What Makes a Plane a Classic?
In the sky our hearts beat faster when we admire the enduring loveliness of a particular airplane, which for one reason or another achieves the status of a standard of perfection. It is the quality of enduring value that defines something as a classic, rather than being a passing fancy.
The Cessna 195, Cessna's cabin class "Business Liner" possesses these qualities. A little before its time, already an antique, round engine and taildragger makes it instant nostalgia.
With its big wing and sleek lines, the 195 was a very efficient, and yet very rugged ship for its day. It was designed for a time when municipal airports were more often muddy, dirty strips rather than thousands of feet of smooth pavement. There can be no doubt that she's an aircraft from a different era in American aviation, although the fine performance and load-hauling capacity of this classic airplane keeps it in the competitive world of today's aviation.
The big Jacobs radial may block your vision, leak a little oil, require additional pilot attention, but it sounds beautiful. The nostalgic sound of a radial engine coughing and sputtering to life is one that inspires awe and respect from many pilots. Born in anticipation of a post-war aviation boom that never materialized, the 195 was the last of its kind. Stately and proud to be sure, but old before its time.

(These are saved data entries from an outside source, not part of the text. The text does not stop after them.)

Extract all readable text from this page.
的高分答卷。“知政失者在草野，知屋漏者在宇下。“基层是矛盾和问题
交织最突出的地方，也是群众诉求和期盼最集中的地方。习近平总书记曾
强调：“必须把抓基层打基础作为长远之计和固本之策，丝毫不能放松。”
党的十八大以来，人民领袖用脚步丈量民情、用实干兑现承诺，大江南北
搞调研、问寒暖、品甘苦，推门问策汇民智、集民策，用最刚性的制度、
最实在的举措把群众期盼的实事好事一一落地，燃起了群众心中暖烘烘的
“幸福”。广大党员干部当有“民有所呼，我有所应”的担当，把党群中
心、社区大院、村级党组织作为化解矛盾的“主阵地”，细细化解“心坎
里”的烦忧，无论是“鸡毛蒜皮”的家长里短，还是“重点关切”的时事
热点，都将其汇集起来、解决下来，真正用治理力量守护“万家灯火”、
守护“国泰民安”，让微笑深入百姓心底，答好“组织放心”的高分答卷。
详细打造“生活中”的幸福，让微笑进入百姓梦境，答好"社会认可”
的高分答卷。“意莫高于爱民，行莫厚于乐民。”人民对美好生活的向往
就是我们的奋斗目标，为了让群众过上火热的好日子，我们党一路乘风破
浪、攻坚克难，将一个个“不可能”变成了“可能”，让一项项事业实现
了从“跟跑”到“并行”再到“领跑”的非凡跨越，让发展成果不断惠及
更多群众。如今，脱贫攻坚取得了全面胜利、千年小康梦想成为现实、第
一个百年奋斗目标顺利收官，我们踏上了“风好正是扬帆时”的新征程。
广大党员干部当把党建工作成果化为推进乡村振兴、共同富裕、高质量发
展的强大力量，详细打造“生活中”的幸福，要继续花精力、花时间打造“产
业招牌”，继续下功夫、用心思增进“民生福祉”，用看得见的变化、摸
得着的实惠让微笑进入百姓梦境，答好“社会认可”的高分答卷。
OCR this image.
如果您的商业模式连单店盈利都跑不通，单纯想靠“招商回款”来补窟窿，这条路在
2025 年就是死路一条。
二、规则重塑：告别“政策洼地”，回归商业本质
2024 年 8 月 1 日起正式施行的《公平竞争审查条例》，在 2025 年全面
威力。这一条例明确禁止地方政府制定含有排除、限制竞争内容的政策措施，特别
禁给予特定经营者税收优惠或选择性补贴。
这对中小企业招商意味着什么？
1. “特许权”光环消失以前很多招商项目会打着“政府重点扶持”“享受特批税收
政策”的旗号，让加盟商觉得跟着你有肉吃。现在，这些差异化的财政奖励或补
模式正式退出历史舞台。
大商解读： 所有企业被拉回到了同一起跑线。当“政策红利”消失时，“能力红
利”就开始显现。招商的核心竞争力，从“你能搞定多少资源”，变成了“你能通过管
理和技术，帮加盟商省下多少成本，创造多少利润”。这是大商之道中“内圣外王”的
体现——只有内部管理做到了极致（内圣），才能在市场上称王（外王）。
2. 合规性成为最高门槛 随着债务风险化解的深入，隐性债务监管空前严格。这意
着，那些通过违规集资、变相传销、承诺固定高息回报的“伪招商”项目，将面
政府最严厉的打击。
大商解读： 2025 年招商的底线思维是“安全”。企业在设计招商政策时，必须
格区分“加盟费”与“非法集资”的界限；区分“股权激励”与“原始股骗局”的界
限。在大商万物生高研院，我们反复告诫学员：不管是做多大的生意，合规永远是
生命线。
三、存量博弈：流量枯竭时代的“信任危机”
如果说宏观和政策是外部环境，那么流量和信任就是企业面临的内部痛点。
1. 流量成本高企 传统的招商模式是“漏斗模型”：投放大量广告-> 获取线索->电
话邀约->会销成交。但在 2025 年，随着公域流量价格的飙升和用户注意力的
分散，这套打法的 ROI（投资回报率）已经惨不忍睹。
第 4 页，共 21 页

After all, why should anyone pay $22,000 for a radial engine, fixed-gear monster when the newest sexy V-tail retractable delivered greater range and economy for four thousand dollars less. Whatever the price, Cessna's radial engined single retains the class of an era long past and mostly forgotten. Like a not quite retired thoroughbred, the 195 has grown old gracefully, defiant of the hands of time, reluctant to bow to its descendants and fully deserving of the title "Classic."